The enemy AI is great. The NPC AI, yeah not so much.

2. There’s No Map

In Bioshock in was handy going to the maps of Rapture to know how to, roughly, get from point A to point B. There is no such system in Columbia. Sure there are mounted signs but they’re so stylised as the be rendered useless and there were several times when a map was not only handy, but downright necessary.

For example. Early in the game I came across a chest, and the optional objective to locate the key for it. I searched the house and found nothing. So I kept my eyes peeled and then, a little while later, found the key.
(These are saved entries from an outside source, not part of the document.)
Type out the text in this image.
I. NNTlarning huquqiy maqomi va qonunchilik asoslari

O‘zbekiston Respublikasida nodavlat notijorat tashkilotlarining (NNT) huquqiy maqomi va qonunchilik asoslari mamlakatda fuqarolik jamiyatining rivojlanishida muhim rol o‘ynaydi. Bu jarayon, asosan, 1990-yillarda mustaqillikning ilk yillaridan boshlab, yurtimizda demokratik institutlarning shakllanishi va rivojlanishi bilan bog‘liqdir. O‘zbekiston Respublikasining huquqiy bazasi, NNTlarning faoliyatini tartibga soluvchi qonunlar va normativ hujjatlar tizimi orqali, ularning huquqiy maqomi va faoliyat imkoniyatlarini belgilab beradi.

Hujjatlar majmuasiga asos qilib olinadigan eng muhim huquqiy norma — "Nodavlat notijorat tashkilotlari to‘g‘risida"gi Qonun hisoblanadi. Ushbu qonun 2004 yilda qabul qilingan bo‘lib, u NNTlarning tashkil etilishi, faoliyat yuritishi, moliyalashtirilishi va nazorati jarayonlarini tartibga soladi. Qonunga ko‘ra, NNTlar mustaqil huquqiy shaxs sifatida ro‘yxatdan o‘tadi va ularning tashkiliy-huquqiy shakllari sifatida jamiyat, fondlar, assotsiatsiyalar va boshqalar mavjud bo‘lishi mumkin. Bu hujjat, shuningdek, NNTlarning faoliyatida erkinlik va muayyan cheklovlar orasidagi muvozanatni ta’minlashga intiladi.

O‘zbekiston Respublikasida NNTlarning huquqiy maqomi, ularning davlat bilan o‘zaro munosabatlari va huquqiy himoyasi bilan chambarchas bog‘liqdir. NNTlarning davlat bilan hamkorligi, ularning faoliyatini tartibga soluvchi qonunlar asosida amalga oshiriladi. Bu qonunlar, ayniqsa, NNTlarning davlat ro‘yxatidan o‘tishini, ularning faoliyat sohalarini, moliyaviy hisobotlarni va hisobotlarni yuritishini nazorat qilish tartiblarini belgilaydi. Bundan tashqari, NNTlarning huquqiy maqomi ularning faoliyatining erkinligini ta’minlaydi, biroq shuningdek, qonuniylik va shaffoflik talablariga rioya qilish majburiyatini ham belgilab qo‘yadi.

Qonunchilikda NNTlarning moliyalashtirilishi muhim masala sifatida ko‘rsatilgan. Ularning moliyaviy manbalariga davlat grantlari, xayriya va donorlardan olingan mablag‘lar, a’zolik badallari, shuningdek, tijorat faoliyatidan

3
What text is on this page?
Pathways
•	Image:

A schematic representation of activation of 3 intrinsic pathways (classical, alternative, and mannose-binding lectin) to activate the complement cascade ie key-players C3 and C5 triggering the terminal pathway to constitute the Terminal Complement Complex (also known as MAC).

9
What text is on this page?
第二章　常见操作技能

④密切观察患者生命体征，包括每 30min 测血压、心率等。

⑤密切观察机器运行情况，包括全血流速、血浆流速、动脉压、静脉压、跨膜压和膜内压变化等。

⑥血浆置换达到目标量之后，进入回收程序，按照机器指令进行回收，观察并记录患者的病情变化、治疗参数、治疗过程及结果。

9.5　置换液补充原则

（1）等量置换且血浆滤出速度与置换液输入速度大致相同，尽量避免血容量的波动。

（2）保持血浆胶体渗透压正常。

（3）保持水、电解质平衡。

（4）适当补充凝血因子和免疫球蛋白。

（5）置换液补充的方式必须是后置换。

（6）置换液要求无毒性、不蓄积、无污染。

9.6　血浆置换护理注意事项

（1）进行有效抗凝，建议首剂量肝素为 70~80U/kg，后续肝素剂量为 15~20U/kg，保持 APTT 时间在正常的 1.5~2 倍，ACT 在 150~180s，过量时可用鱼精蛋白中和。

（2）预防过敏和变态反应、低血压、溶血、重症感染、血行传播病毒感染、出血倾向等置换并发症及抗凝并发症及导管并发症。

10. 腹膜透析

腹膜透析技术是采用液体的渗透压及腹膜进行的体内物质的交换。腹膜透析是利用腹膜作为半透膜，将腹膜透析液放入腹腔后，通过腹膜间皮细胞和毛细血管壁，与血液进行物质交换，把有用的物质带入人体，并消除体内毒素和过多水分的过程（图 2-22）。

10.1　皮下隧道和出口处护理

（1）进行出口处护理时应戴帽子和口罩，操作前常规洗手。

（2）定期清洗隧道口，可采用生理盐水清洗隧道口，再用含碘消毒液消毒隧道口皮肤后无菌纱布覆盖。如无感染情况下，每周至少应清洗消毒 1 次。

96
Except between the chest and the key I had navigated a bit of floating terrain, much of it by skyhook, and without landmarks I had absolutely no idea how to get back to the chest. I tried for about twenty minutes but the skyhook had dropped me somewhere

I never found the chest. I also never bothered with the optional tasks again. There is a wayfinding system, press up on the d-pad and an arrow points the way but I think in a game with a complicated city like Columbia, and optional fetch quests a map is pretty fundamental.

That said; you do follow a pretty linear path so perhaps it’s not that big a deal to most players.

3. The Details (beware spoilers)

For all the talk of DeWitt’s debt, the one he must repay; never do we find out what that debt is. We see and experience Songbird a whole lot but we’re never told what he is, how he is, or really anything about such an important part of the story. Songbird just is, and it feels unsatisfying.

We also never find out why the vigors were created. In Bioshock the city of Rapture was all about scientific progress as it’s own ends, and the people were obsessed with modifications. Columbia, not so much; in fact they only seem to be marketed as party tricks.

I don’t know about you, but I’m not generally too happy for my party guests to summon ravenous swarms of crows to peck my friends to death, or to send shockwaves through my floor that destroy rock, let alone deep pile carpeting and porcelain tiles.

The Verdict

Bioshock Infinite is one of the best games I have played in a long time. It proves that violence and style can go hand in hand, that a first person shooter can have a deeply woven narrative and that character portrayals in games can be just as fulfilling and splendid as those in upper tier movies. It has a couple of points that keep it from being a perfect game but they’re so minor that once you reconcile them in your mind you don’t really miss them. Sure I’d have liked a map, but did not having one prevent me from loving the game? Not even.

This game is a love letter to those of us who loathe Call of Duty. It’s a discussion on the merits of acknowledging your past and not trying to shy away from it . There is racism, and violence and it’s unpleasant and that’s good because it should be. It’s not a game trying to romanticise American history. Bioshock Infinite takes the choices America made, holds them up and says “Here, look. This is what you were, this is what you could have become, and this is what you could become again if you aren’t careful” and, in a way that shooting endless waves of generically Arabic enemies never could be, it’s a lesson that’s important to hear.